Semantic Similarities Using Classical Embeddings in Quantum NLP

Damir Cavar, Chi Zhang

Published: 01 Jan 2024, Last Modified: 16 May 2025QCE 2024EveryoneRevisionsBibTeXCC BY-SA 4.0

Abstract: We demonstrate how word and text embeddings as n-dimensional real vectors used in classical Natural Language Processing (NLP)/AI applications can be mapped to quantum states or quantum embedding representations in Quantum Applications using NLP and AI. Models like fastText [1], [2], GloVe [3], Numberbatch [4], or BERT [5] are common NLP embedding vectors or models that encode semantic properties of words or text fragments. We use these models to evaluate mapping properties and compression rate, as well as information preservation in quantum embeddings. For mapping embedding vectors to quantum states, we use encoding strategies, such as Amplitude Encoding. The encoding strategies allow us to map large dense vectors from the embedding models to compact quantum states using different compression ratios. The compression with Amplitude Encoding can be $2^{n}$ to $N$, resulting in a mapping of a 1,024-dimensional vector of reals in the classical environment to a 10-qubit state. The goal of this work is to evaluate these strategies with respect to their compression ratio and measure the preservation of semantic information using similarity scores.

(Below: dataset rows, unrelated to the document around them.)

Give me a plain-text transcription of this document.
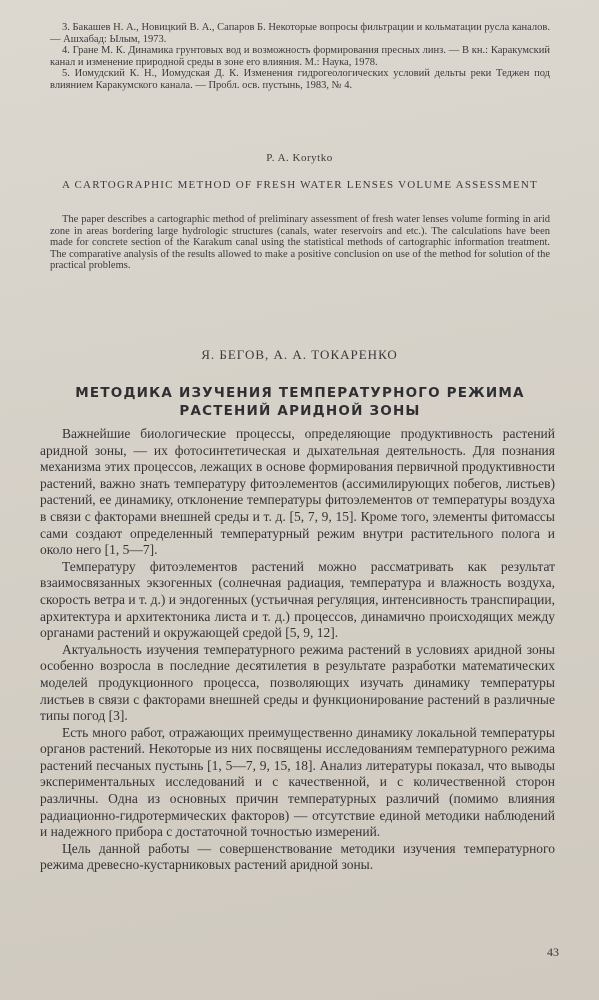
3. Бакашев Н. А., Новицкий В. А., Сапаров Б. Некоторые вопросы фильтрации и кольматации русла каналов. — Ашхабад: Ылым, 1973.

4. Гране М. К. Динамика грунтовых вод и возможность формирования пресных линз. — В кн.: Каракумский канал и изменение природной среды в зоне его влияния. М.: Наука, 1978.

5. Иомудский К. Н., Иомудская Д. К. Изменения гидрогеологических условий дельты реки Теджен под влиянием Каракумского канала. — Пробл. осв. пустынь, 1983, № 4.

P. A. Korytko
A CARTOGRAPHIC METHOD OF FRESH WATER LENSES VOLUME ASSESSMENT

The paper describes a cartographic method of preliminary assessment of fresh water lenses volume forming in arid zone in areas bordering large hydrologic structures (canals, water reservoirs and etc.). The calculations have been made for concrete section of the Karakum canal using the statistical methods of cartographic information treatment. The comparative analysis of the results allowed to make a positive conclusion on use of the method for solution of the practical problems.

Я. БЕГОВ, А. А. ТОКАРЕНКО
МЕТОДИКА ИЗУЧЕНИЯ ТЕМПЕРАТУРНОГО РЕЖИМА РАСТЕНИЙ АРИДНОЙ ЗОНЫ

Важнейшие биологические процессы, определяющие продуктивность растений аридной зоны, — их фотосинтетическая и дыхательная деятельность. Для познания механизма этих процессов, лежащих в основе формирования первичной продуктивности растений, важно знать температуру фитоэлементов (ассимилирующих побегов, листьев) растений, ее динамику, отклонение температуры фитоэлементов от температуры воздуха в связи с факторами внешней среды и т. д. [5, 7, 9, 15]. Кроме того, элементы фитомассы сами создают определенный температурный режим внутри растительного полога и около него [1, 5—7].

Температуру фитоэлементов растений можно рассматривать как результат взаимосвязанных экзогенных (солнечная радиация, температура и влажность воздуха, скорость ветра и т. д.) и эндогенных (устьичная регуляция, интенсивность транспирации, архитектура и архитектоника листа и т. д.) процессов, динамично происходящих между органами растений и окружающей средой [5, 9, 12].

Актуальность изучения температурного режима растений в условиях аридной зоны особенно возросла в последние десятилетия в результате разработки математических моделей продукционного процесса, позволяющих изучать динамику температуры листьев в связи с факторами внешней среды и функционирование растений в различные типы погод [3].

Есть много работ, отражающих преимущественно динамику локальной температуры органов растений. Некоторые из них посвящены исследованиям температурного режима растений песчаных пустынь [1, 5—7, 9, 15, 18]. Анализ литературы показал, что выводы экспериментальных исследований и с качественной, и с количественной сторон различны. Одна из основных причин температурных различий (помимо влияния радиационно-гидротермических факторов) — отсутствие единой методики наблюдений и надежного прибора с достаточной точностью измерений.

Цель данной работы — совершенствование методики изучения температурного режима древесно-кустарниковых растений аридной зоны.

43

We show that the resulting quantum embeddings based on mapped classical computing embeddings exhibit the same relational properties and that there is no significant loss of semantic information in the conversion from classical n-dimensional real vector embeddings to qubit states. We conclude that the experimental results allow us to quantum compute semantic similarities of words or text, reusing existing and freely available embedding models from classical NLP/AI computing.